Density function and random number generation from the Poisson kernel-based
Distribution with mean direction vector mu
and concentration parameter
rho
.
Usage
dpkb(x, mu, rho, logdens = FALSE)
rpkb(
n,
mu,
rho,
method = "rejvmf",
tol.eps = .Machine$double.eps^0.25,
max.iter = 1000
)
Arguments
- x
Matrix (or data.frame) with number of columns >=2.
- mu
location vector parameter with length indicating the dimension of generated points.
- rho
is the concentration parameter, with 0 <= rho < 1.
- logdens
Logical; if 'TRUE', densities d are given as log(d).
- n
number of observations.
- method
string that indicates the method used for sampling observations. The available methods are
'rejvmf'
acceptance-rejection algorithm using von Mises-Fisher envelops (Algorithm in Table 2 of Golzy and Markatou 2020);'rejacg'
using angular central Gaussian envelops (Algorithm in Table 1 of Sablica et al. 2023);'rejpsaw'
using projected Saw distributions (Algorithm in Table 2 of Sablica et al. 2023).
- tol.eps
the desired accuracy of convergence tolerance (for 'rejacg' method).
- max.iter
the maximum number of iterations (for 'rejacg' method).
Value
dpkb
gives the density value.
rpkb
generates random observations from the PKBD.
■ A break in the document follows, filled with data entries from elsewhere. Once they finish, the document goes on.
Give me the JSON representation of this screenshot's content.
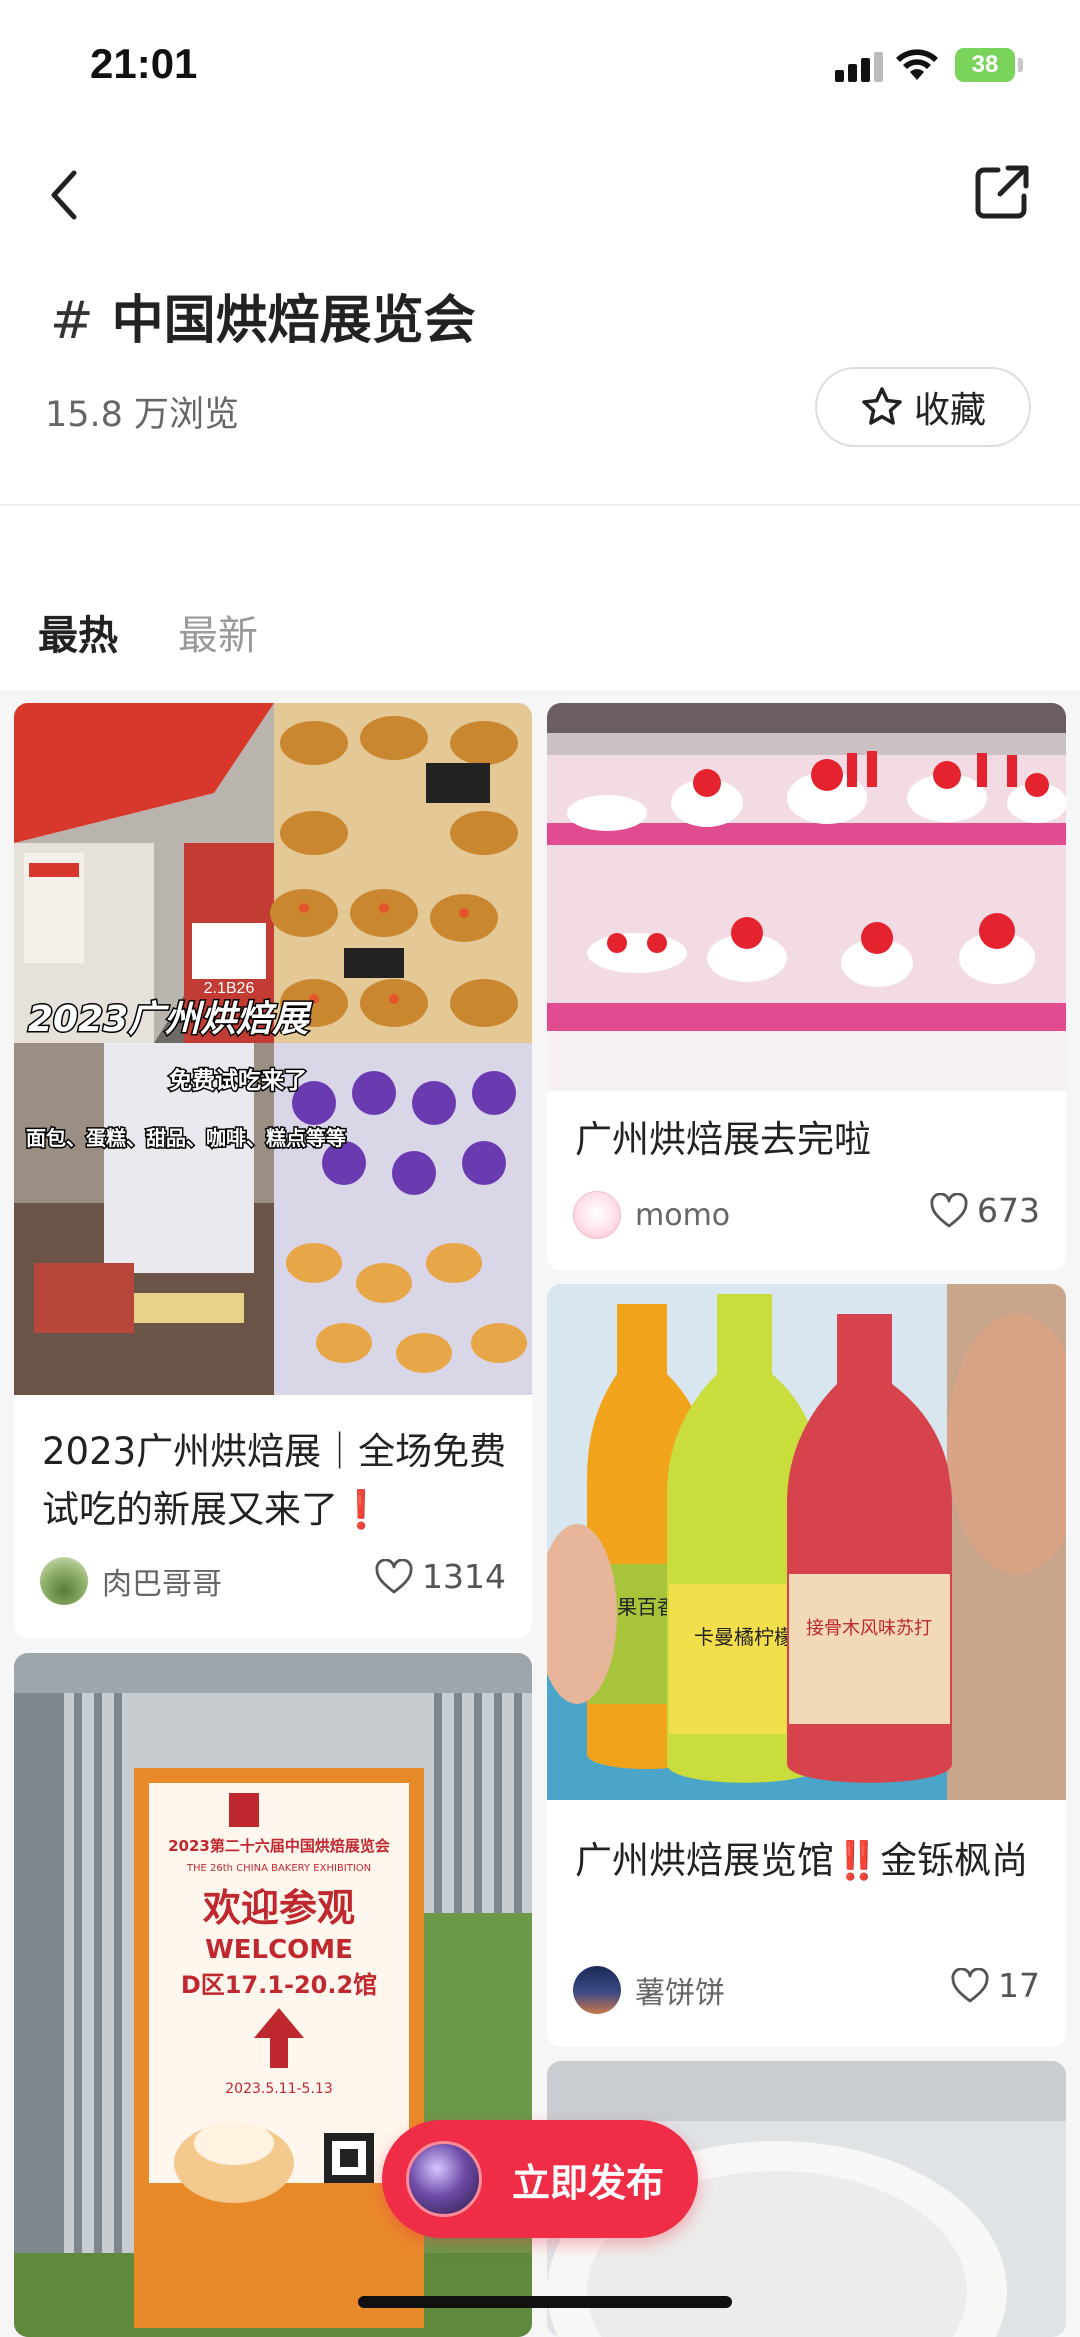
{
  "status_bar": {
    "time": "21:01",
    "battery": "38"
  },
  "header": {
    "hash": "#",
    "title": "中国烘焙展览会",
    "views": "15.8 万浏览",
    "favorite_label": "收藏"
  },
  "tabs": [
    {
      "label": "最热",
      "active": true
    },
    {
      "label": "最新",
      "active": false
    }
  ],
  "posts": [
    {
      "title": "2023广州烘焙展｜全场免费试吃的新展又来了",
      "title_suffix": "❗",
      "author": "肉巴哥哥",
      "likes": "1314",
      "image_text": {
        "headline": "2023广州烘焙展",
        "sub": "免费试吃来了",
        "caption": "面包、蛋糕、甜品、咖啡、糕点等等",
        "sign": "2.1B26"
      }
    },
    {
      "title": "广州烘焙展去完啦",
      "author": "momo",
      "likes": "673"
    },
    {
      "title_prefix": "广州烘焙展览馆",
      "title_marks": "‼️",
      "title_rest": "金铄枫尚",
      "author": "薯饼饼",
      "likes": "17",
      "image_text": {
        "label1": "芒果百香果",
        "label2": "卡曼橘柠檬",
        "label3": "接骨木风味苏打"
      }
    },
    {
      "image_text": {
        "line1": "2023第二十六届中国烘焙展览会",
        "line2": "THE 26th CHINA BAKERY EXHIBITION",
        "line3": "欢迎参观",
        "line4": "WELCOME",
        "line5": "D区17.1-20.2馆",
        "line6": "2023.5.11-5.13"
      }
    }
  ],
  "publish_button": {
    "label": "立即发布"
  },
  "colors": {
    "accent": "#f02d47",
    "background": "#f6f6f6"
  }
}
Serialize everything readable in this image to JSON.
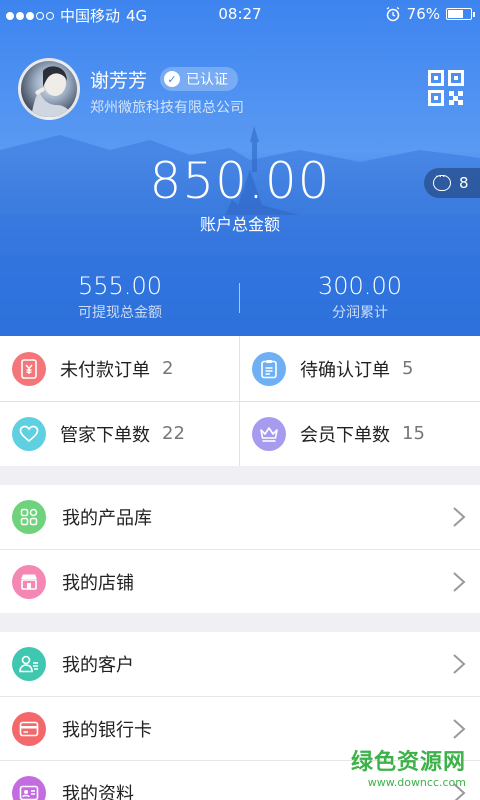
{
  "status_bar": {
    "carrier": "中国移动",
    "network": "4G",
    "time": "08:27",
    "battery_text": "76%",
    "battery_level": 0.76
  },
  "profile": {
    "name": "谢芳芳",
    "verified_label": "已认证",
    "company": "郑州微旅科技有限总公司"
  },
  "account": {
    "balance": "850.00",
    "balance_label": "账户总金额",
    "message_count": "8",
    "withdrawable": "555.00",
    "withdrawable_label": "可提现总金额",
    "profit_share": "300.00",
    "profit_share_label": "分润累计"
  },
  "orders": [
    {
      "label": "未付款订单",
      "count": "2",
      "color": "#f4767a",
      "icon": "receipt-yen-icon"
    },
    {
      "label": "待确认订单",
      "count": "5",
      "color": "#6fb0f5",
      "icon": "clipboard-icon"
    },
    {
      "label": "管家下单数",
      "count": "22",
      "color": "#5ed0e0",
      "icon": "heart-icon"
    },
    {
      "label": "会员下单数",
      "count": "15",
      "color": "#a79bf0",
      "icon": "crown-icon"
    }
  ],
  "menu_group_1": [
    {
      "label": "我的产品库",
      "color": "#6ed37c",
      "icon": "grid-apps-icon"
    },
    {
      "label": "我的店铺",
      "color": "#f587b4",
      "icon": "store-icon"
    }
  ],
  "menu_group_2": [
    {
      "label": "我的客户",
      "color": "#40c7b0",
      "icon": "customer-icon"
    },
    {
      "label": "我的银行卡",
      "color": "#f4686b",
      "icon": "bank-card-icon"
    },
    {
      "label": "我的资料",
      "color": "#c36be0",
      "icon": "id-card-icon"
    }
  ],
  "watermark": {
    "title": "绿色资源网",
    "url": "www.downcc.com"
  },
  "colors": {
    "primary": "#3f86f0",
    "background": "#efeff4"
  }
}
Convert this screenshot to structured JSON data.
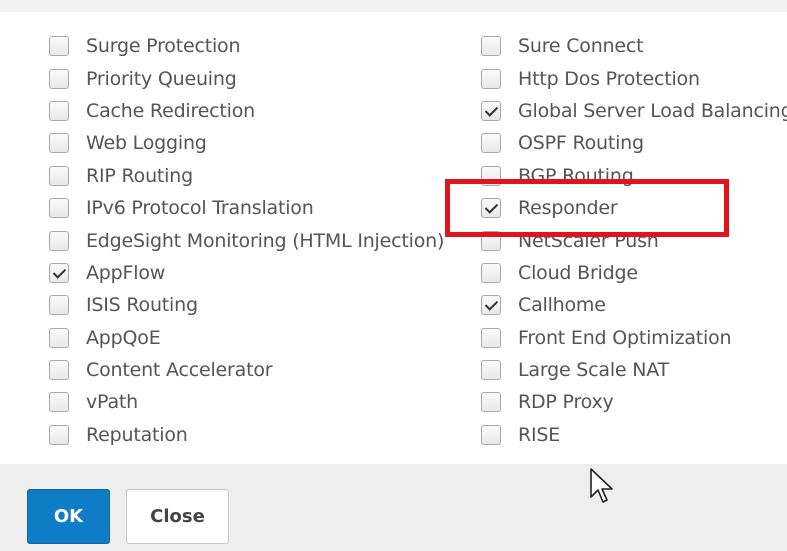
{
  "features_left": [
    {
      "label": "Surge Protection",
      "checked": false
    },
    {
      "label": "Priority Queuing",
      "checked": false
    },
    {
      "label": "Cache Redirection",
      "checked": false
    },
    {
      "label": "Web Logging",
      "checked": false
    },
    {
      "label": "RIP Routing",
      "checked": false
    },
    {
      "label": "IPv6 Protocol Translation",
      "checked": false
    },
    {
      "label": "EdgeSight Monitoring (HTML Injection)",
      "checked": false
    },
    {
      "label": "AppFlow",
      "checked": true
    },
    {
      "label": "ISIS Routing",
      "checked": false
    },
    {
      "label": "AppQoE",
      "checked": false
    },
    {
      "label": "Content Accelerator",
      "checked": false
    },
    {
      "label": "vPath",
      "checked": false
    },
    {
      "label": "Reputation",
      "checked": false
    }
  ],
  "features_right": [
    {
      "label": "Sure Connect",
      "checked": false
    },
    {
      "label": "Http Dos Protection",
      "checked": false
    },
    {
      "label": "Global Server Load Balancing",
      "checked": true
    },
    {
      "label": "OSPF Routing",
      "checked": false
    },
    {
      "label": "BGP Routing",
      "checked": false
    },
    {
      "label": "Responder",
      "checked": true
    },
    {
      "label": "NetScaler Push",
      "checked": false
    },
    {
      "label": "Cloud Bridge",
      "checked": false
    },
    {
      "label": "Callhome",
      "checked": true
    },
    {
      "label": "Front End Optimization",
      "checked": false
    },
    {
      "label": "Large Scale NAT",
      "checked": false
    },
    {
      "label": "RDP Proxy",
      "checked": false
    },
    {
      "label": "RISE",
      "checked": false
    }
  ],
  "buttons": {
    "ok_label": "OK",
    "close_label": "Close"
  },
  "colors": {
    "highlight": "#e0141b",
    "primary": "#0f7cc6"
  },
  "icons": {
    "checkbox": "checkbox-icon",
    "cursor": "mouse-cursor-icon"
  }
}
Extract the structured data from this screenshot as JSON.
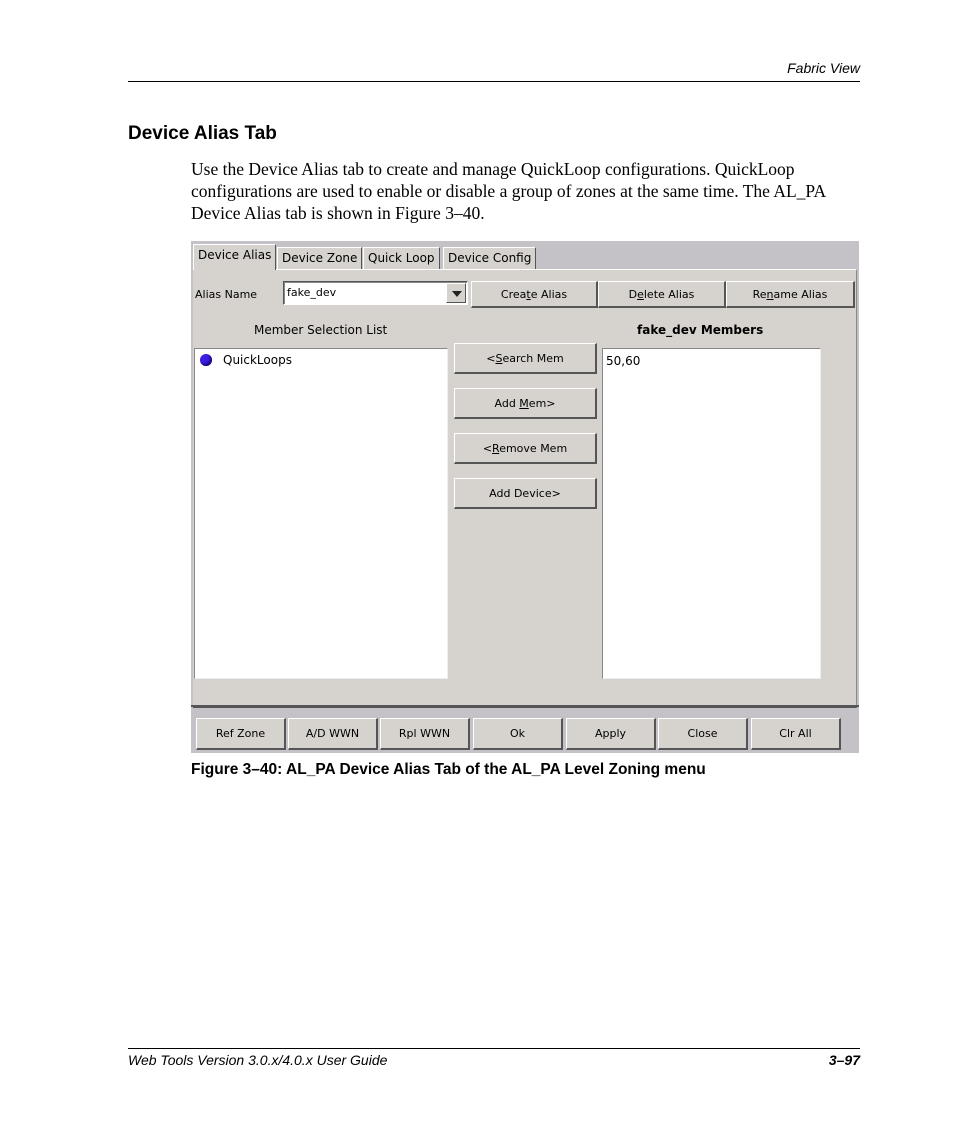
{
  "page": {
    "running_head": "Fabric View",
    "section_title": "Device Alias Tab",
    "body_text": "Use the Device Alias tab to create and manage QuickLoop configurations. QuickLoop configurations are used to enable or disable a group of zones at the same time. The AL_PA Device Alias tab is shown in Figure 3–40.",
    "figure_caption": "Figure 3–40:  AL_PA Device Alias Tab of the AL_PA Level Zoning menu",
    "footer_left": "Web Tools Version 3.0.x/4.0.x User Guide",
    "footer_right": "3–97"
  },
  "ui": {
    "tabs": [
      {
        "label": "Device Alias",
        "active": true
      },
      {
        "label": "Device Zone",
        "active": false
      },
      {
        "label": "Quick Loop",
        "active": false
      },
      {
        "label": "Device Config",
        "active": false
      }
    ],
    "alias_name_label": "Alias Name",
    "alias_name_value": "fake_dev",
    "alias_buttons": {
      "create": {
        "pre": "Crea",
        "u": "t",
        "post": "e Alias"
      },
      "delete": {
        "pre": "D",
        "u": "e",
        "post": "lete Alias"
      },
      "rename": {
        "pre": "Re",
        "u": "n",
        "post": "ame Alias"
      }
    },
    "member_selection_label": "Member Selection List",
    "member_selection_items": [
      {
        "label": "QuickLoops",
        "icon": "blue-circle-icon"
      }
    ],
    "members_label": "fake_dev Members",
    "members_items": [
      "50,60"
    ],
    "middle_buttons": {
      "search": {
        "pre": "<",
        "u": "S",
        "post": "earch Mem"
      },
      "add": {
        "pre": "Add ",
        "u": "M",
        "post": "em>"
      },
      "remove": {
        "pre": "<",
        "u": "R",
        "post": "emove Mem"
      },
      "add_device": {
        "pre": "Add Device>",
        "u": "",
        "post": ""
      }
    },
    "footer_buttons": [
      "Ref Zone",
      "A/D WWN",
      "Rpl WWN",
      "Ok",
      "Apply",
      "Close",
      "Clr All"
    ],
    "colors": {
      "panel": "#d6d3ce",
      "tab_strip": "#c4c2c6",
      "quickloop_icon": "#3a1fe0"
    }
  }
}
The number of observations generated is determined by n
for
rpkb
. This function returns a list with the matrix of generated
observations x
, the number of tries numTries
and the number of
acceptances numAccepted
.
Details
If the chosen method is 'rejacg', the function uniroot
, from the
stat
package, is used to estimate the beta parameter. In this case,
the complete results are provided as output.
References
Golzy, M., Markatou, M. (2020) Poisson Kernel-Based Clustering on the Sphere: Convergence Properties, Identifiability, and a Method of Sampling, Journal of Computational and Graphical Statistics, 29:4, 758-770, DOI: 10.1080/10618600.2020.1740713.
Sablica L., Hornik K., Leydold J. (2023) "Efficient sampling from the PKBD distribution", Electronic Journal of Statistics, 17(2), 2180-2209.